Growing up people would ask me, "What do you want to do when you get older?". Acting was always the first thing to come to mind because of how much I love it. The truth is that in the back of my mind I always thought, "Why do I have to do anything?". I know that sounds like I'm some lazy loser with no life but it's actually something very different.
Since I was a child I have always craved something much simpler than our world of the Internet, cell phones, and the need to be something. I've always wanted much more in life than than to be rich. I wanted to be happy. I wanted to loved and be in love. I wanted to be surrounded by beauty and to be ruled by nothing other than what I felt like doing that day.
Someday, I'd like to have kids that I'd like to teach to appreciate the soil more than their cellphone. I'd like them to appreciate the feeling of the sun on their skin more than the physical appearance of their tan.
We were taught that we have to be something. We have to make money, be the best, and strive for more. I have visions dancing around my head that don't include that. I only wish to make enough and buy an escape from the world. I wish to be surrounded by beauty and nature. I wish to be surrounded by loved ones and kind people who appreciate the real things in the world. I want to live in a world and a life that feels safe, homey, and nice.
In the end, when we pass away, only idiots will look back on our lives and value how many Birkin bags they had. When you look back on your life, I guarantee what will matter are the people, the memories you shared, the love you had, and the legacy you left behind.
I don't know if I want to pass on this vision of the "American dream" on. I don't want to pass on this idea that money means superiority or that spending 14 hours a day in the office is normal and right. Where is your life if your whole life is a series of disconnected relationships, long hours at a job you hate but told you should stay with so you can make good money, and you hardly see your friends, family, gym, or yourself. But then you could settle for the "mediocre life" of the suburbs where you live in the smallest town where you're constantly judged and the coolest girls in school are the ones who got a designer bags for Christmas and shop at Abercrombie and Fitch.

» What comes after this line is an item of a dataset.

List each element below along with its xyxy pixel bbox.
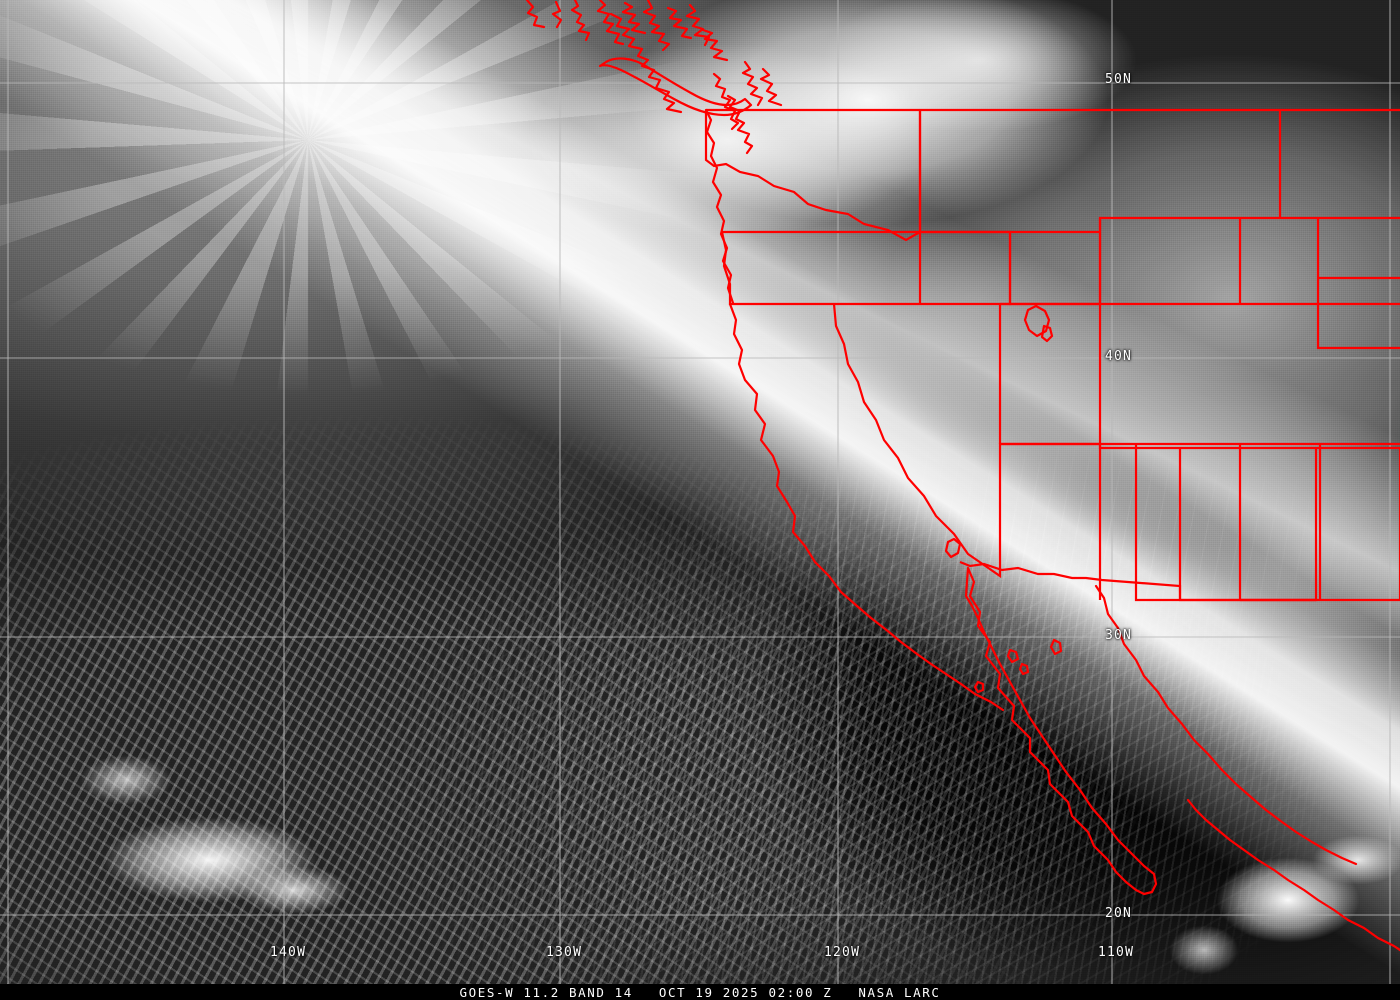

No, I want something different. I think everyone considered these thoughts as a lack of focus rather than a want for something different. No one has ever understood that my goals were always very simple. Do what I love, be with who I love, be surrounded by what I love. Stop putting importance on things that don't matter.
What if all I really want is a vineyard in the South of France away from the world's expectations? What if I just want somewhere beautiful to live out all of my days? What if I want something self-sustainable? It just pays for itself by the things that the lands provide and I can spend my days enjoying the simple fruits of my labor? What if all I want is to travel on occasion, write, love, make amazing food, and live without any pressure to be or do anything more than squeeze the happiness out of each day?